Senate Bill 1467, known as the Law for the Final Solution of the Political Status of Puerto Rico, establishes the rules for holding a referendum in the general elections of November 3, in which the elector would be asked: “Should Puerto Rico be admitted immediately within the Union as a state?”

The only alternatives would be “yes or no”.

According to Rivera Schatz, this was the question that the residents of Alaska and Hawaii answered before they became states.

The “yes” means that the voter claims the federal government to immediately recognize the equality of duties and rights of American citizens with the status “in permanent union with all states of the Union.” The “no” means the rejection of the permanent union with statehood and a claim to the federal government to “immediately recognize the sovereignty of Puerto Rico separated from the United States of America with a treaty of independence in free association or with total independence.”

If the “no” is imposed, the project provides that a transition process must begin immediately for the recognition of the sovereignty of Puerto Rico.

If the “yes” is won, after no more than 15 days after the result is certified, the governor will designate a transition commission consisting of seven members: two government officials, the resident commissioner and four members of the principal representative that the State Election Commission (EEC) certified to represent the winning status alternative.

This group would have the task of preparing a transition plan that would be delivered to the governor no more than 30 days after the agency was constituted. That plan would be presented to the leaders of Congress and to the president of the United States “with the purpose of establishing the transition processes with the urgency demanded by the citizens of Puerto Rico.”

If the “no” is won, after no more than 15 days of certified results, the governor would appoint a transition commission made up of seven people. This group would also have the task of preparing a transition plan for the governor, which must approve it and send it to the leaders of the Congress of both main parties.

In an apparent attempt to combat any call to abstention, Senate Bill 1467 states that “The absence of voters in the voting or their voting in an invalid or blank manner will never be used to suppress the intention of the voters who exercised their right democratically, voluntarily and validly.”

In a referendum, held on June 11, 2017, statehood received 97% of the total votes or 502,616 votes. Free association or independence received 7,779 votes (1.5%) and the current territorial status charged with 6,821 votes (1.32%) in a referendum for which the opposition parties called for the boycott in rejection of the alternatives included in the ballot.

However, the participation rate was 23%.

With the measure, Governor Wanda Vázquez and resident commissioner Jenniffer González are ordered to be the official representatives of Puerto Rico before the United States Secretary of Justice and other federal authorities “regarding all matters related to this law”, and will follow up on the procedures ordered to the president of the EEC.

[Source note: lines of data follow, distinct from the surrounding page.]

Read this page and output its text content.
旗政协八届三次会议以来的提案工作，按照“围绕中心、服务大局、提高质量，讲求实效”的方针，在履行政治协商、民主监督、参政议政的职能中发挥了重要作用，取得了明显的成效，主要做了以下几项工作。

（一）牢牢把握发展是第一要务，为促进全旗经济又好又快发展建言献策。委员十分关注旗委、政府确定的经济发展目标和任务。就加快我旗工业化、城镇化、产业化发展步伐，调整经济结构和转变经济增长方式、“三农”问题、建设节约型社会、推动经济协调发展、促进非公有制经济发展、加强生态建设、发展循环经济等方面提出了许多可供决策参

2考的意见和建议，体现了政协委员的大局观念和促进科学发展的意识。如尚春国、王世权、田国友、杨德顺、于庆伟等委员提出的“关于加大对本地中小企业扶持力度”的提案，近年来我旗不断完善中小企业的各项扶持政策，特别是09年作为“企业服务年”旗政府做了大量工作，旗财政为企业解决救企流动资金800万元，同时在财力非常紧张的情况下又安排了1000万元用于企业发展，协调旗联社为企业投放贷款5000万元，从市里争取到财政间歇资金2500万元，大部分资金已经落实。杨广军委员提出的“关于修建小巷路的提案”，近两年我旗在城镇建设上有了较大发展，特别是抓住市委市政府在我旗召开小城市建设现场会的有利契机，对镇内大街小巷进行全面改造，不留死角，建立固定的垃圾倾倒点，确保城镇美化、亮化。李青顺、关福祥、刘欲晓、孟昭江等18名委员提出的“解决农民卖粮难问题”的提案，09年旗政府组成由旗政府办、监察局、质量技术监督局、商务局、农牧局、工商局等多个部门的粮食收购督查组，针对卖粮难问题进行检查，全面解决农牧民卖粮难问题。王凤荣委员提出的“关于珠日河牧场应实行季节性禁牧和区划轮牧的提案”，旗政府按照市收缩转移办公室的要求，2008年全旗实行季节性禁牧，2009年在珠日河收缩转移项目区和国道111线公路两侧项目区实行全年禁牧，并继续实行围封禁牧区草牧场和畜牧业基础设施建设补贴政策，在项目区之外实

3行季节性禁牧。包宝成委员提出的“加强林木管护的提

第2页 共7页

Specifically, this official is ordered to deliver to the federal secretary of Justice, no later than 30 days after the bill, the draft ballot paper, copies of the Electoral Code and the Campaign Financing Control Act are converted into law. Policies, a draft regulation of the plebiscite and a proposal for the mass education campaign for voters, the cost of which will not exceed $ 2 million and that will come out of the $ 2.5 million allocation authorized in 2014.

Of that $ 2.5 million, a total of $ 500,000 will be used for expenses of the event.

To conduct the consultation, an additional $ 1 million would be required, which would be allocated by the Legislative Assembly. The project establishes that the state resources required to comply with the law “are totally excluded” from the scope of the Promise law.